Temperature corrections in the Priestley-Taylor equation of evaporation

- The Priestley-Taylor equation expects the typically unknown wet-environment air temperature.
- Wet environment air temperature is close to wet-environment surface temperature.
- We estimate the latter by two different approaches yielding close results.
- We validate the estimates by surface temperature and evaporation data.
- Estimated wet-environment surface temperatures improve the Priestley-Taylor equation.

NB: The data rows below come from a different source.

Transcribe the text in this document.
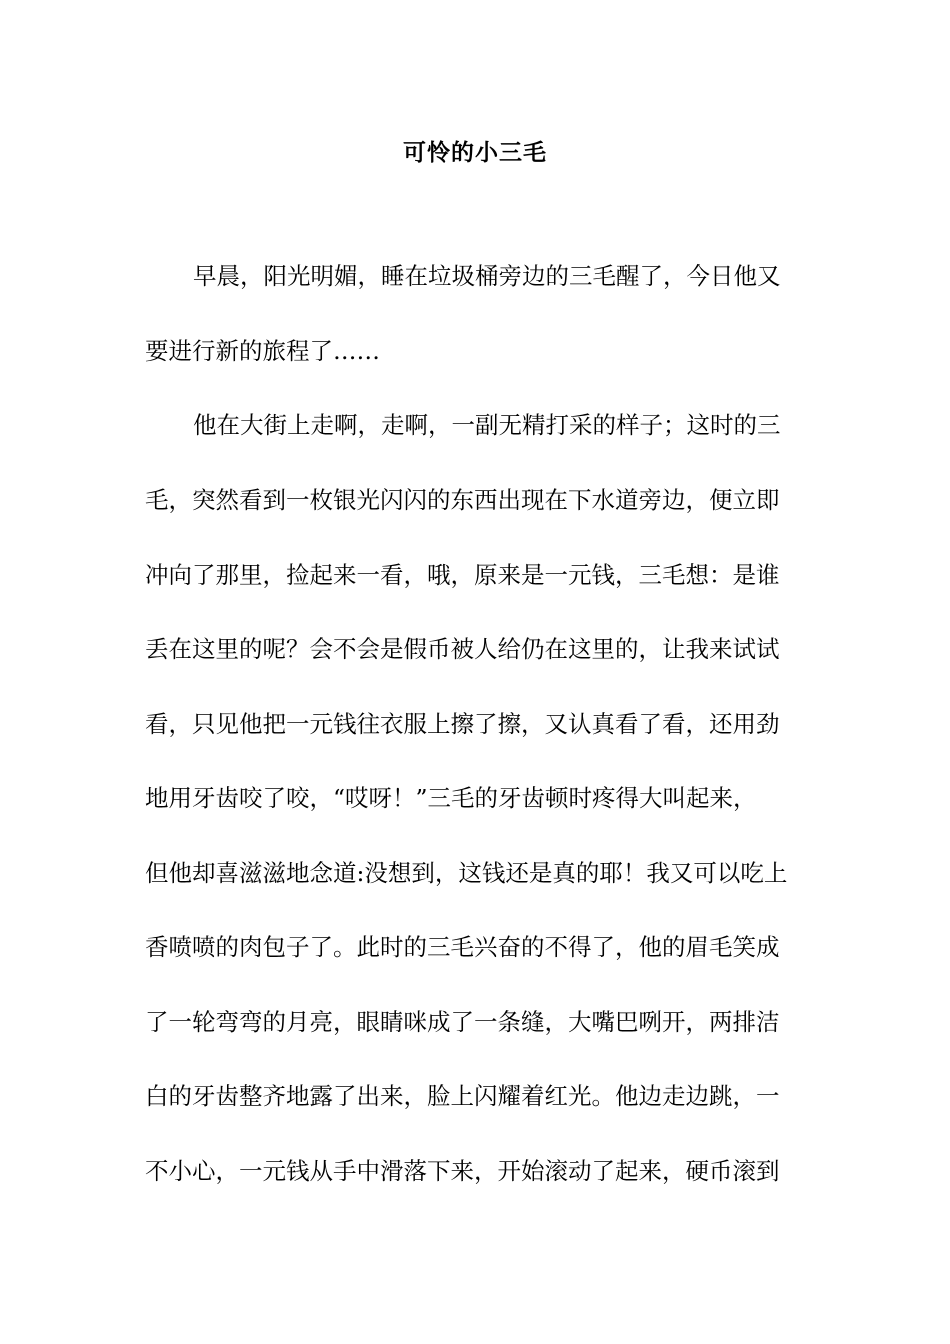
可怜的小三毛
早晨，阳光明媚，睡在垃圾桶旁边的三毛醒了，今日他又
要进行新的旅程了……
他在大街上走啊，走啊，一副无精打采的样子；这时的三
毛，突然看到一枚银光闪闪的东西出现在下水道旁边，便立即
冲向了那里，捡起来一看，哦，原来是一元钱，三毛想：是谁
丢在这里的呢？会不会是假币被人给仍在这里的，让我来试试
看，只见他把一元钱往衣服上擦了擦，又认真看了看，还用劲
地用牙齿咬了咬，“哎呀！”三毛的牙齿顿时疼得大叫起来，
但他却喜滋滋地念道:没想到，这钱还是真的耶！我又可以吃上
香喷喷的肉包子了。此时的三毛兴奋的不得了，他的眉毛笑成
了一轮弯弯的月亮，眼睛咪成了一条缝，大嘴巴咧开，两排洁
白的牙齿整齐地露了出来，脸上闪耀着红光。他边走边跳，一
不小心，一元钱从手中滑落下来，开始滚动了起来，硬币滚到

SummaryThe Priestley-Taylor equation (PTE) is frequently applied in actual areal evapotranspiration (ET) estimation methods for obtaining the maximum daily rate of evaporation with data from sub-humid conditions. Since PTE was parameterized under humid conditions, a temperature correction is necessary to avoid overestimation of the maximum rate of ET. Wet-environment surface temperature (Tws), a proxy of the wet-environment air temperature (Twa), is estimated by the Szilagyi-Jozsa (SJ) approach as well as by a re-parameterized version of Monteith. The latter yields higher values but typically within 1 °C of the former. Tested by daily FLUXNET data, the estimates are only mildly sensitive to the mean daily wind velocity which thus can be replaced by a region-representative monthly average. From long-term simplified water-balances - plus monthly Moderate Resolution Imaging Spectroradiometer (MODIS) and ERA-Interim re-analysis data - the re-parameterized Monteith method appears to yield more accurate Tws estimates, while the PTE performs better with the SJ provided Tws values since they are closer to Twa, the PTE expects. Both methods require net radiation, air temperature, humidity and monthly mean wind velocity values plus ground heat fluxes when employed on a daily basis.